Ocse: serve rigore e riforme per tenere a galla l’economia
Nel rapporto presentato a Parigi, l’OCSE sottolinea la necessità di proseguire con decisione nel risanamento dei conti pubblici e di lanciare un pacchetto ampio di riforme strutturali per aumentare produttività e occupazione. Solo così l’Italia potrà alleggerire il peso del debito e rendere l’economia più resistente agli shock esterni, come l’imprevedibilità dei costi energetici e le tensioni internazionali.
L’obiettivo è chiaro: evitare che le difficoltà attuali si trasformino in una crisi profonda, puntando su un sistema produttivo più dinamico e competitivo nel medio periodo. Le riforme dovrebbero snellire la burocrazia, modernizzare le infrastrutture e migliorare il mercato del lavoro, creando un terreno più fertile per investimenti e innovazione.

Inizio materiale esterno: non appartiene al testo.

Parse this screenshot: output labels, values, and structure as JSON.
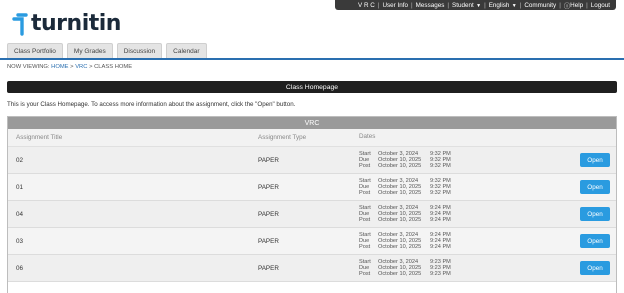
{
  "topbar": {
    "user": "V R C",
    "links": [
      "User Info",
      "Messages"
    ],
    "role": "Student",
    "language": "English",
    "community": "Community",
    "help": "Help",
    "logout": "Logout"
  },
  "logo": {
    "text": "turnitin"
  },
  "tabs": [
    {
      "label": "Class Portfolio"
    },
    {
      "label": "My Grades"
    },
    {
      "label": "Discussion"
    },
    {
      "label": "Calendar"
    }
  ],
  "breadcrumb": {
    "prefix": "NOW VIEWING:",
    "home": "HOME",
    "class": "VRC",
    "current": "CLASS HOME"
  },
  "page_header": "Class Homepage",
  "intro": "This is your Class Homepage. To access more information about the assignment, click the \"Open\" button.",
  "class_name": "VRC",
  "columns": {
    "title": "Assignment Title",
    "type": "Assignment Type",
    "dates": "Dates"
  },
  "date_labels": {
    "start": "Start",
    "due": "Due",
    "post": "Post"
  },
  "open_label": "Open",
  "assignments": [
    {
      "title": "02",
      "type": "PAPER",
      "start": "October 3, 2024",
      "start_time": "9:32 PM",
      "due": "October 10, 2025",
      "due_time": "9:32 PM",
      "post": "October 10, 2025",
      "post_time": "9:32 PM"
    },
    {
      "title": "01",
      "type": "PAPER",
      "start": "October 3, 2024",
      "start_time": "9:32 PM",
      "due": "October 10, 2025",
      "due_time": "9:32 PM",
      "post": "October 10, 2025",
      "post_time": "9:32 PM"
    },
    {
      "title": "04",
      "type": "PAPER",
      "start": "October 3, 2024",
      "start_time": "9:24 PM",
      "due": "October 10, 2025",
      "due_time": "9:24 PM",
      "post": "October 10, 2025",
      "post_time": "9:24 PM"
    },
    {
      "title": "03",
      "type": "PAPER",
      "start": "October 3, 2024",
      "start_time": "9:24 PM",
      "due": "October 10, 2025",
      "due_time": "9:24 PM",
      "post": "October 10, 2025",
      "post_time": "9:24 PM"
    },
    {
      "title": "06",
      "type": "PAPER",
      "start": "October 3, 2024",
      "start_time": "9:23 PM",
      "due": "October 10, 2025",
      "due_time": "9:23 PM",
      "post": "October 10, 2025",
      "post_time": "9:23 PM"
    }
  ],
  "colors": {
    "accent": "#2a9be0",
    "header": "#1f1f1f",
    "tab_line": "#2a6fb0"
  }
}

Prospettive incerte: crescita debole ma possibile nel 2026-2027
L’OCSE prevede per il 2026 una crescita del PIL intorno allo 0,5%, frenata da un nuovo shock legato ai prezzi dell’energia che pesa sul potere d’acquisto delle famiglie, sugli investimenti e sulle esportazioni. L’aumento dei costi energetici ha inoltre accelerato l’inflazione, annullando i guadagni reali nei salari.

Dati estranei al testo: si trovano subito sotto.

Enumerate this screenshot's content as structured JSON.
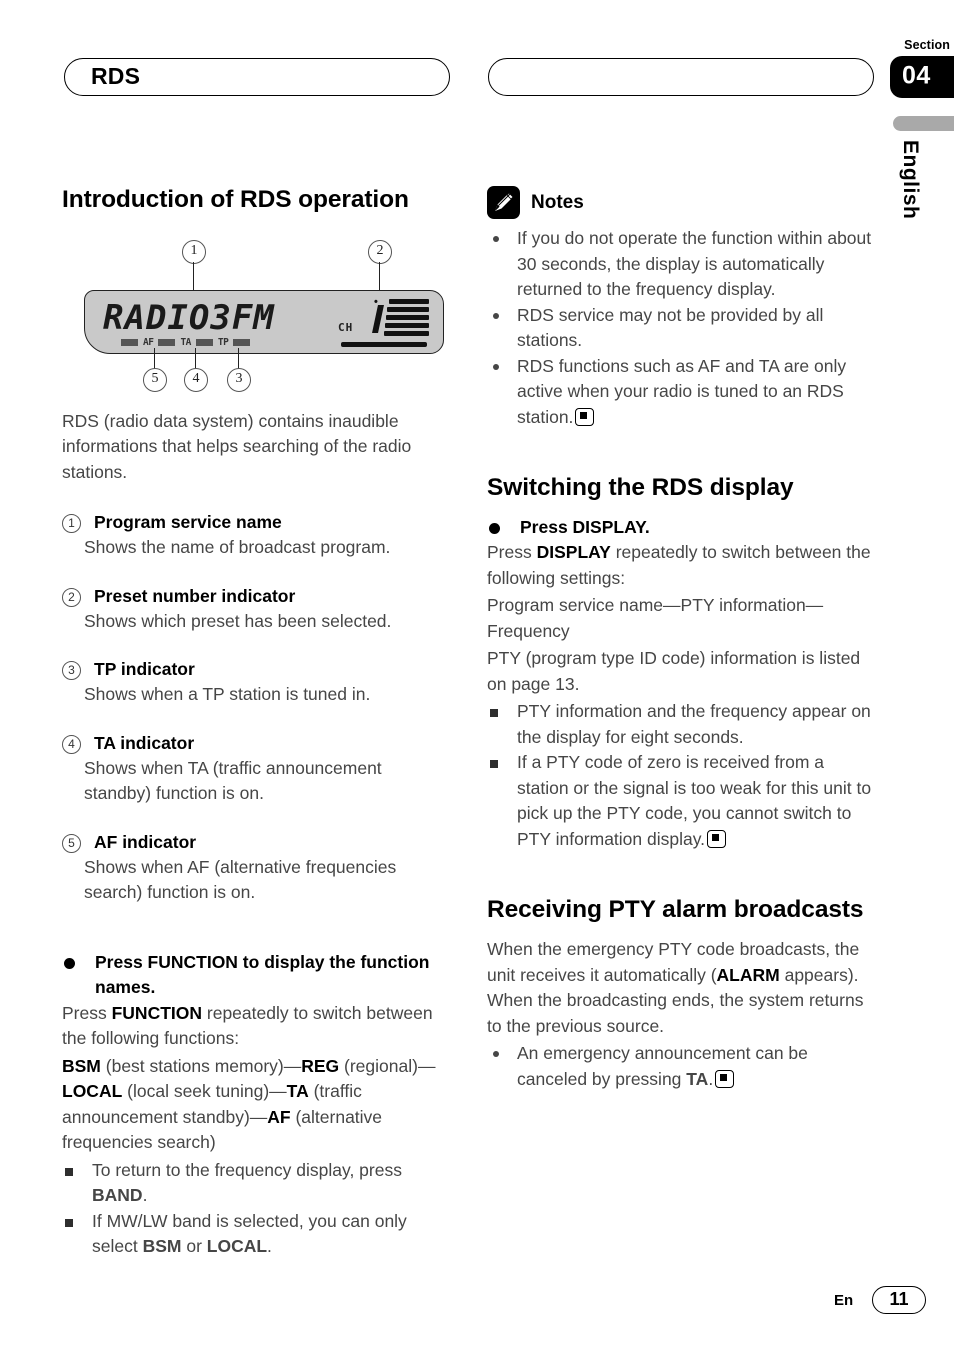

Per il 2027 si ipotizza una crescita leggermente più robusta, intorno allo 0,6%, grazie a un calo dei prezzi dell’energia e a condizioni globali più stabili. Ma resta il rischio: l’evoluzione del conflitto in Medio Oriente, la forte dipendenza dai combustibili fossili importati e il peso dell’industria manifatturiera esportatrice espongono l’Italia a possibili scossoni improvvisi.
Nonostante le previsioni di una lenta ripresa, il cammino è ancora difficile. Fattori esterni potrebbero influenzare pesantemente l’economia nei prossimi mesi. Per questo servirà tenere d’occhio la situazione internazionale e agire con decisione su riforme e politiche economiche, se si vuole mantenere il Paese sulla strada della crescita.